Let’s assume general purpose quantum computers that can operate usefully at scale are coming. I think a reasonable timeframe is 15 years. There are massive engineering challenges to be overcome that might push this further out, but there is also the potential for incredible breakthroughs that may bring this forward. The National Academies has a great report on the current state of quantum computing here. When thinking about the risks that come from quantum computing it is strange (but not surprising) we fixate solely on the impact to cryptographic algorithms and the security systems they underpin. That is of course critical and NIST are actively developing quantum proof algorithms and there are already some uses of a number of the candidate algorithms in public and private sectors. For some organizations that are protecting long term secrets or require long lived signatures for which re-signing may not be practical (or legal) the work does indeed need to be done now. Everyone else can wait and take the new algorithms as they become integrated into software / toolkits. In all cases though, the long term effort of upgrading all the systems that use current crypto to the new algorithms will be immense.  But let’s be careful, in a world of quantum computing, cryptographic impact may be just one of many security issues. Here are some other things to worry about (and I am just scratching the surface here):

1. Crypto-agility 

After you’ve figured out whether you need to care about updating all your crypto in the coming years then you need to worry about improved upgradability (perhaps in the field) and the different performance characteristics of the algorithms selected. We need to focus on so called, crypto-agility, whereby we engineer our crypto-systems and the use of them to be better able to cope with algorithm and algorithm parameter changes more frequently - without requiring constant and significant changes to the surrounding environment. 

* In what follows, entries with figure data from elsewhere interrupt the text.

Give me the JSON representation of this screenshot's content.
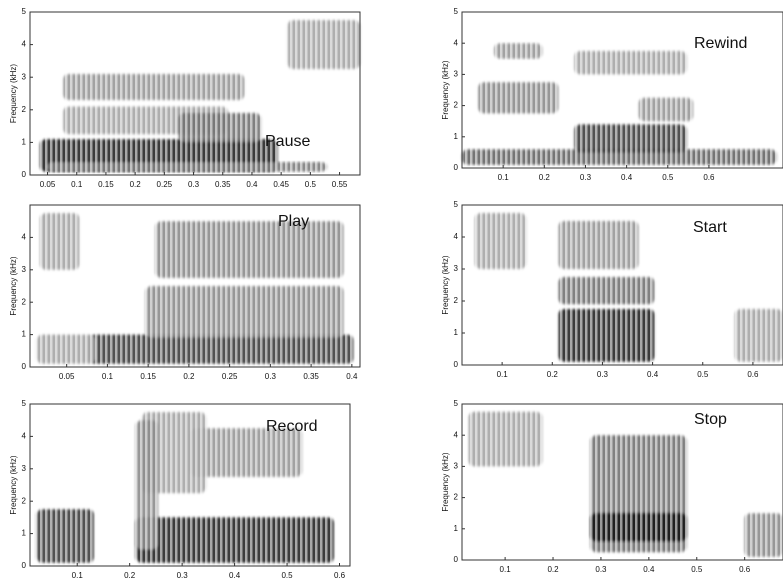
{
  "chart_data": [
    {
      "type": "spectrogram",
      "annotation": "Pause",
      "ylabel": "Frequency (kHz)",
      "xlim": [
        0.02,
        0.585
      ],
      "ylim": [
        0,
        5
      ],
      "xticks": [
        0.05,
        0.1,
        0.15,
        0.2,
        0.25,
        0.3,
        0.35,
        0.4,
        0.45,
        0.5,
        0.55
      ],
      "yticks": [
        0,
        1,
        2,
        3,
        4,
        5
      ]
    },
    {
      "type": "spectrogram",
      "annotation": "Rewind",
      "ylabel": "Frequency (kHz)",
      "xlim": [
        0,
        0.78
      ],
      "ylim": [
        0,
        5
      ],
      "xticks": [
        0.1,
        0.2,
        0.3,
        0.4,
        0.5,
        0.6
      ],
      "yticks": [
        0,
        1,
        2,
        3,
        4,
        5
      ]
    },
    {
      "type": "spectrogram",
      "annotation": "Play",
      "ylabel": "Frequency (kHz)",
      "xlim": [
        0.005,
        0.41
      ],
      "ylim": [
        0,
        5
      ],
      "xticks": [
        0.05,
        0.1,
        0.15,
        0.2,
        0.25,
        0.3,
        0.35,
        0.4
      ],
      "yticks": [
        0,
        1,
        2,
        3,
        4
      ]
    },
    {
      "type": "spectrogram",
      "annotation": "Start",
      "ylabel": "Frequency (kHz)",
      "xlim": [
        0.02,
        0.66
      ],
      "ylim": [
        0,
        5
      ],
      "xticks": [
        0.1,
        0.2,
        0.3,
        0.4,
        0.5,
        0.6
      ],
      "yticks": [
        0,
        1,
        2,
        3,
        4,
        5
      ]
    },
    {
      "type": "spectrogram",
      "annotation": "Record",
      "ylabel": "Frequency (kHz)",
      "xlim": [
        0.01,
        0.62
      ],
      "ylim": [
        0,
        5
      ],
      "xticks": [
        0.1,
        0.2,
        0.3,
        0.4,
        0.5,
        0.6
      ],
      "yticks": [
        0,
        1,
        2,
        3,
        4,
        5
      ]
    },
    {
      "type": "spectrogram",
      "annotation": "Stop",
      "ylabel": "Frequency (kHz)",
      "xlim": [
        0.01,
        0.68
      ],
      "ylim": [
        0,
        5
      ],
      "xticks": [
        0.1,
        0.2,
        0.3,
        0.4,
        0.5,
        0.6
      ],
      "yticks": [
        0,
        1,
        2,
        3,
        4,
        5
      ]
    }
  ]
}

The real problem, though, is broader than can be solved by crypto-agility as it seems to be currently conceived by many vendors. Under the new algorithms keys maybe larger, cipher text expanded and hashes / signatures may be significantly longer. Even if crypto-agile systems can insulate your applications and associated protocols from much of this, and even if we can safely assume hardware evolution will reduce the burden of speed and power to run the new algorithms, it is still going to be problematic to change applications. Specifically, applications that have in their data structures, messaging types and API formulation dependencies on prior algorithms' properties. Think of all the market specific protocols (e.g. financial messaging) that encode signatures and hashes in application layer protocols. It might not be too dramatic to suggest we are looking at something like a "crypto Y2K" project. [Although, look on the bright side, given the likely timing we can probably deal with this at the same time we’re dealing with the 2038 problem.]

2. High Performance Solutions of Hard Security Problems

The promise of quantum computing is to provide fast(er) solutions to hard computational problems - hard in the formal sense of computational complexity. There are plenty of hard (some NP-complete) problems in information/cybersecurity.

Perhaps we will formulate quantum algorithms for finding software vulnerabilities, protocol flaws, developing exploits, provably hiding logic intent in code, compromising secure multi party computation, and so on. Of course, this is a dual risk as offensive use can be turned to defensive advantage as well. A whole new arms race will begin.

3. Second Order Consequences 

What are the risk consequences of the widespread use of quantum computing? Hard optimization problems will be solved and improved upon, this might mean more efficient supply chains, improvements in design and manufacturing of physical products, faster and more potent drug development, sensor improvements nullifying stealth technologies, better AI, improved robotics. The list is huge. As security can have dual (positive and negative) consequence so will all these other impacts: supply chain optimization might further reduce the slack we need for resilience, new manufacturing processes will yield new operational technology issues, pervasive autonomous transport will bring security and safety more squarely together, and so on.

Bottom line : when it arrives, quantum computing will bring societal level opportunities and risks. We can't fully predict the n-order effects of this and even though we are preparing for a crypto-agile and upgraded world we also need to pay attention to all the other security consequences.